February Focus: Day 25
My co-workers were discussing how many photos they had on their phones the other day. One said 20,000. Another estimated 50,000. “What the hell are you all taking pictures of?!” I shrieked. Then I remembered they all have social lives they want to remember. Or at least share on social media. I’m not the same. At least anymore. The only things I want to document are beautiful landscapes and insanity in my city. As far as I’m concerned, I never need another photo taken of myself ever again. I don’t need it. I don’t want to be at a place and think I need to get pictures of it. I just want to be present without worrying about who else needs proof of my good time.
There was an old anecdote I heard where people in ancient tribes would forego getting their pictures taken because they worried the camera would capture their souls. I always thought that was kind of weird, but I’m starting to understand it a little more. Broadly speaking on how we take our pictures, the posing and stiltedness of it all does have a sense of soullessness to it. Maybe it didn’t use to be this way, but the more we hold events and stage scenarios for the ‘gram or the ‘tok, the more these snapshots can distill a natural life.
I’ve really been embracing my inner cynic these days. Sometimes people just enjoy taking pictures. I get that. I’m not trying to deter anyone from doing so. These are just things I notice the more social media becomes the driving force in people’s lives. Perhaps there’s some value in not documenting everything we do. If you go out to dinner with friends, does Instagram need to know? It’s not like you didn’t have the experience if you didn’t take a picture of it. Is it not appealing to just be in the moment without having to stop it to pose about it?

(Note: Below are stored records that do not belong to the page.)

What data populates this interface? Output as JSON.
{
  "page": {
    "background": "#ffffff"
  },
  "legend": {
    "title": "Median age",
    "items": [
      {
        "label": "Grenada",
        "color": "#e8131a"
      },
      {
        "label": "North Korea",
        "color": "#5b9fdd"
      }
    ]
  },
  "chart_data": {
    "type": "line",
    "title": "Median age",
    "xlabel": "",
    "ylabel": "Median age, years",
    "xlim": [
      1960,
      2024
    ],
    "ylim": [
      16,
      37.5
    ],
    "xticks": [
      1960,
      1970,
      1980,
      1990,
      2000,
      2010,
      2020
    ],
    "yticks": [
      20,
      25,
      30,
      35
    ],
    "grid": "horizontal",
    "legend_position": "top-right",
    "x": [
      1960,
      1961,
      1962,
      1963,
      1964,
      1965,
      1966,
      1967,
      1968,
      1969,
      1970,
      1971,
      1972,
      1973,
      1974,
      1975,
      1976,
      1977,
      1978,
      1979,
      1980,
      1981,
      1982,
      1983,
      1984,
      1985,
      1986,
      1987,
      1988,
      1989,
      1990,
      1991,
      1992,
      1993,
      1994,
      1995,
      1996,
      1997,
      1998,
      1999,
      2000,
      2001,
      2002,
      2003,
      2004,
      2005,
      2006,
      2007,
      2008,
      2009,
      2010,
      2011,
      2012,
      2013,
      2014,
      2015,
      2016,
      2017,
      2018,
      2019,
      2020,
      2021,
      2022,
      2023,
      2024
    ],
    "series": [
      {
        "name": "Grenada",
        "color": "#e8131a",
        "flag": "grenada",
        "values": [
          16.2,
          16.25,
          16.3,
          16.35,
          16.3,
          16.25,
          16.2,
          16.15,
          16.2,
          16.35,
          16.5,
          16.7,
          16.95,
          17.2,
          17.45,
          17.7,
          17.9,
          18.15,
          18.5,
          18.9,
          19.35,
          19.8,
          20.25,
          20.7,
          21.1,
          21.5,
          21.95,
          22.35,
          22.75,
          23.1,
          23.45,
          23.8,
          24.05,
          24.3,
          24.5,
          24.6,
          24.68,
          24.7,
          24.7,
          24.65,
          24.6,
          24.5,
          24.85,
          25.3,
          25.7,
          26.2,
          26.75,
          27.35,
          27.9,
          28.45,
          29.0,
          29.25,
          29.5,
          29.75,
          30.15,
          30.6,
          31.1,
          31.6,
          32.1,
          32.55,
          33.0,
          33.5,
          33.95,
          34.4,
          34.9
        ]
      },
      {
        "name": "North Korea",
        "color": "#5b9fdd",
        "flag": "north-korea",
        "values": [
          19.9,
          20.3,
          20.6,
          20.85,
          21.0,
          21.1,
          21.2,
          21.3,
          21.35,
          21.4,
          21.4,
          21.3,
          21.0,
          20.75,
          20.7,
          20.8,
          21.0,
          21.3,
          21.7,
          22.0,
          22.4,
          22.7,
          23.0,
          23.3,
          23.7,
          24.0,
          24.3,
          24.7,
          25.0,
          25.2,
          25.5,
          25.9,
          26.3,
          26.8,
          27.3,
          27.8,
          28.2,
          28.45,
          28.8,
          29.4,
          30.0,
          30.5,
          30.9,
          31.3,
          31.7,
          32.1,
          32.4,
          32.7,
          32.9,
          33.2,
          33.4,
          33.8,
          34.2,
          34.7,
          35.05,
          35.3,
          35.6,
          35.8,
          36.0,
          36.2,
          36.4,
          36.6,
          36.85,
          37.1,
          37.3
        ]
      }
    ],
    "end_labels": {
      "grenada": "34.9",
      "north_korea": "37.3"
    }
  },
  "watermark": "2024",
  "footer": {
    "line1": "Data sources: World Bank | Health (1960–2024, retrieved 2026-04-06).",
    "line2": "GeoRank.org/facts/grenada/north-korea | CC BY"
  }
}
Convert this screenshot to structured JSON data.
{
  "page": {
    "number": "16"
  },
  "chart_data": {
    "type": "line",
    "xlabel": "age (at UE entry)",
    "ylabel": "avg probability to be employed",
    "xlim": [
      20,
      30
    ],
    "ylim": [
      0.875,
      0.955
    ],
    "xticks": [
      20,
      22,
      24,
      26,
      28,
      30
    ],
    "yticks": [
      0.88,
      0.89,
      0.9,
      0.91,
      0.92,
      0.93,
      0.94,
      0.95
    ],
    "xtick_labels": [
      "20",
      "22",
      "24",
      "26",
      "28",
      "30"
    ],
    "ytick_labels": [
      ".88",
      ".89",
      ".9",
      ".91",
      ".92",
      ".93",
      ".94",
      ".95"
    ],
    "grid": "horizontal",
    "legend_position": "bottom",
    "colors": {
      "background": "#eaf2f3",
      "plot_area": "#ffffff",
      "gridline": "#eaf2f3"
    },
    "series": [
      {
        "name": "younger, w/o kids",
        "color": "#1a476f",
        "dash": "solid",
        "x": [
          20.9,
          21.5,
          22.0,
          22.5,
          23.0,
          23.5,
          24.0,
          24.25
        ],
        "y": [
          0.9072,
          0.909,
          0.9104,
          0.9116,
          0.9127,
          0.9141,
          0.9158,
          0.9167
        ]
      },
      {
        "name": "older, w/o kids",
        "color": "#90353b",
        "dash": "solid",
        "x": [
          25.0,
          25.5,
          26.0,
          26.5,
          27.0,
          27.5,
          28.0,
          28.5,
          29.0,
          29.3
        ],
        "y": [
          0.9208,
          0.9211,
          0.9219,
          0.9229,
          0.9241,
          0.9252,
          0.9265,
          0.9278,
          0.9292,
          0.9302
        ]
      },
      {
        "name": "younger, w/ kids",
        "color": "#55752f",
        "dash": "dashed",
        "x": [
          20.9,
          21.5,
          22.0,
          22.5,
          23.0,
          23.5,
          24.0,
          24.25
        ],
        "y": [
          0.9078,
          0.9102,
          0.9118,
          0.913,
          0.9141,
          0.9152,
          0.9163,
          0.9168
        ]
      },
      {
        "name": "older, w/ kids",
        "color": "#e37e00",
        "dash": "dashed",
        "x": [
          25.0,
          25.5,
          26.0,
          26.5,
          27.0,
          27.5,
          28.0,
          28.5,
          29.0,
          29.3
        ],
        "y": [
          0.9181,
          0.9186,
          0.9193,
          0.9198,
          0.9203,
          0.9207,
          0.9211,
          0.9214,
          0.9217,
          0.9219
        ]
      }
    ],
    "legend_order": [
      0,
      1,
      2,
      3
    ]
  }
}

All this feels ironic to write about considering how much we’re on camera anyway. There’s security cameras around every single corner in Manhattan. I had to verify myself with a selfie in order to get my Uber car rental. I’m being recorded everywhere I go, and there’s a weird awareness about it. If we know the cameras are on us, we do act a little differently, don’t we? Perhaps that ‘posing’ is becoming the new normal where I’m at. That heightened version of myself comes out knowing the cameras are on me. Maybe the only ‘natural’ I can find is within my own space, or the seclusion of a cabin up north. The rest of the world can do what it wants, I’m not going to stop them. It’s better to put the focus on my own life instead. I can work on widening the aperture for the rest of us another day.